It was interesting to see what effects one year of operation had had. Impressively there was no wear detectable on any of the nozzles or runner buckets and I put that down to silt mostly dropping out in the header tank, from which about half a cubic metre had to be bucketed out.
I had been concerned that silt might also collect at the bottoms of the upstand pipes leading to each Powerspout nozzle. To clear the pipes through, the following arrangement was used but from the colour of the discharge, it didn't look as if much silt had collected.
The only serious concern evident on dismantling the turbine was galvanic corrosion going on between the aluminium bulkhead and the stainless steel dump load element, and also where the stainless self tapping screws secure the plastic shell to the bulkhead:
Whilst none of this corrosion would likely have caused failure in the near future, certainly it would have needed attention eventually and I decided to replace the bulkhead with a stainless version.
Michael Lawley in New Zealand was immensely helpful as ever and sent me the CAD drawings to get the replacement cut.
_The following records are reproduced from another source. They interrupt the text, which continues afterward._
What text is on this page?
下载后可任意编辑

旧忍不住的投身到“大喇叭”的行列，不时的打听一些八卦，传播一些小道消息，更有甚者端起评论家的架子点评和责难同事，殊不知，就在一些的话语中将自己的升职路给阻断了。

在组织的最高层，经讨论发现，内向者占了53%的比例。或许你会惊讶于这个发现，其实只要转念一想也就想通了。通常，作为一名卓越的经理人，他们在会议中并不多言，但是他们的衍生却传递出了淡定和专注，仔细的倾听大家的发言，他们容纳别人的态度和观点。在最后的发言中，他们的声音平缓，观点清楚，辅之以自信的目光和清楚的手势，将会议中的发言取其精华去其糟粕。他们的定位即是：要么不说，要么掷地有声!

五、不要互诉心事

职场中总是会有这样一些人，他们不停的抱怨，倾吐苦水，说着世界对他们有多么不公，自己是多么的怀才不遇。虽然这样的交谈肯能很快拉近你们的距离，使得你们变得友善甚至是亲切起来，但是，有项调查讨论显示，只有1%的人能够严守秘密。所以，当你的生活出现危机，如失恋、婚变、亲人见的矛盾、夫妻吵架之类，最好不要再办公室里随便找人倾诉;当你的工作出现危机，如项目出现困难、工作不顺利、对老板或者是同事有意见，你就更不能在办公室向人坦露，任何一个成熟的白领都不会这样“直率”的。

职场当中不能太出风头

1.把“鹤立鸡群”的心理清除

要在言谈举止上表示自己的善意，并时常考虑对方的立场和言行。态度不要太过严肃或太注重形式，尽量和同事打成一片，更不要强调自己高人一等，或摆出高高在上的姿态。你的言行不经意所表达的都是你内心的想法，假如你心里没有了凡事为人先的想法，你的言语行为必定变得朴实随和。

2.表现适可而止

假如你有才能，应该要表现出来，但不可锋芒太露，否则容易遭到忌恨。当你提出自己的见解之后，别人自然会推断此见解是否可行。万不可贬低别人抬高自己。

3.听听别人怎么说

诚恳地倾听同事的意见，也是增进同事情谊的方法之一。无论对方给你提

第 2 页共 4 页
I had never had any experience of laser cutting before so the accuracy which is possible, - to 0.2 mm, astounded me.
Here is the finished article after refitting in the casing, using M5, socket-head machine screws rather than the original self tapping screws, and a 1" BSP stainless nut, which has a 'captive' O-ring behind it, to hold the heater element: (the bulkhead cost £60 plus £12 VAT)
To complete the annual overhaul, a new set of bearings was put into the bearing block. Ever helpful again, the EcoInnovation instructional video on this was first class.
That's enough for this post. I'll add a few other snippets discovered during maintenance in the next.